Tuesday, February 10, 2009

Sancho the Medical Clown

It was a day like any other for Emek Medical Center’s Sancho, the medical clown, the Dream Doctor, writes my friend from the hospital. He appeared at children’s bedsides, dressed in baggy patched up pants, a flowered shirt with multi-colored flowing scarves, oversized shoes, adorned with bells, whistles, plastic flowers, a fluffy orange feather duster, toy stethoscope and with balloons and chains hanging from his pockets. On his head he wore a red plastic bowler hat and a large red plastic nose was held in place by an elastic band. That’s how he looked when he accompanied his long-time oncology friend, M., an eighteen year old girl who had been treated for cancer and later returned with recurring pain. They walked together into the newly renovated lobby of the Pediatric Outpatient Clinic.

The colorful child-friendly lobby was filled with the buzz of kids and their parents as they waited for treatment while playing with toys, arts & crafts, computers and puzzles. It was a healthy mix of Jews and Arabs who were all there for the same reason … seeking medical assistance for their loved one. Sancho immediately began examining the children as well as the parents with a combination of feather dusting, plastic stethoscope and an invisible thermometer. He then accompanied M into the treatment room where her fate remained uncertain. After several minutes of teasing nurses and physicians while bringing endless smiles to the kids being treated, Sancho and M returned to the suddenly silent lobby.

Seated off to the side was an Arab wearing standard brown prison garb (Militant? Terrorist?) and whose wrists and ankles were securely restrained by locked steel. Standing on either side of him was a heavily armed uniformed security detail made up of two powerfully built men holding automatic weapons and two stern women with holstered hand guns. Tension and fear filled the lobby like smoke from an untamed fire. Children stood close to their parents who avoided making eye contact with the prisoner or the guards. Was he a terrorist? Had he intended to kill?

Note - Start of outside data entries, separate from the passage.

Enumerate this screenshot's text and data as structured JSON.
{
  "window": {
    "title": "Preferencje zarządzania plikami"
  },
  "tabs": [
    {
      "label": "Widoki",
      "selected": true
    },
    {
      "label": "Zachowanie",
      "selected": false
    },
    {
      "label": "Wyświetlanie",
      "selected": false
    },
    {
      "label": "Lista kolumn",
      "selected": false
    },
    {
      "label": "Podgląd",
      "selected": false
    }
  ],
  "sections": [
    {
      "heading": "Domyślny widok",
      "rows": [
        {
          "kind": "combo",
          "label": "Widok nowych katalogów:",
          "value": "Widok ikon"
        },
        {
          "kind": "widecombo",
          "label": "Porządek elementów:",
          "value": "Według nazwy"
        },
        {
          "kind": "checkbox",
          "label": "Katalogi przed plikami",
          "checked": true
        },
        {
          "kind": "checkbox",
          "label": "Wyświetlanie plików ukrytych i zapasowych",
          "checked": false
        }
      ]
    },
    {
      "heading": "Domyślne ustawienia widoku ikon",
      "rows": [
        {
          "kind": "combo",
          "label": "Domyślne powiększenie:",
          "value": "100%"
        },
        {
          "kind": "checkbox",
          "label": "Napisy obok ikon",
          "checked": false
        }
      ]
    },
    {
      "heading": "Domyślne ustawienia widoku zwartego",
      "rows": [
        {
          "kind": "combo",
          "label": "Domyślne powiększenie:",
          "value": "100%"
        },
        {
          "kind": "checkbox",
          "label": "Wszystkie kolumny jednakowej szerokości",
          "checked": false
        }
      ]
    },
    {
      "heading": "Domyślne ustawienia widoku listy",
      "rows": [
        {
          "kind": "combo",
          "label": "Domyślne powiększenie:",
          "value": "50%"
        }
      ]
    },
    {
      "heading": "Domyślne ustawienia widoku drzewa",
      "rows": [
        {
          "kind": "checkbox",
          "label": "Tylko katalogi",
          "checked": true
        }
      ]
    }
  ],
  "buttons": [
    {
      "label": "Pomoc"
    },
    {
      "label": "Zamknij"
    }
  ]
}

Sancho, in clear view of everyone, began rummaging through his flowered shirt pockets, spilling out balloons, whistles, plastic keys and flowers until he found what he was looking for. He straightened his small frame, assumed a serious expression in spite of his plastic red nose and slowly removed a tiny blue plastic water pistol. He mimicked the stern expressions on the faces of the guards and then began a mock security scanning of the largest guard using his feather duster as the electronic scanner. He made slow high squeaked beeping noises until the feather duster reached the guard’s machine gun. That set off a confused flurry of beeps that had everyone in the lobby suddenly alive with laughter. Even the shackled militant forgot for a moment his predicament and joined in the laughter. Sancho then continued with a series of security checks on the children and their parents.

Sancho, in his infinite wisdom, proved once again to everyone present that it was ok to smile in the face of fear and the unknown.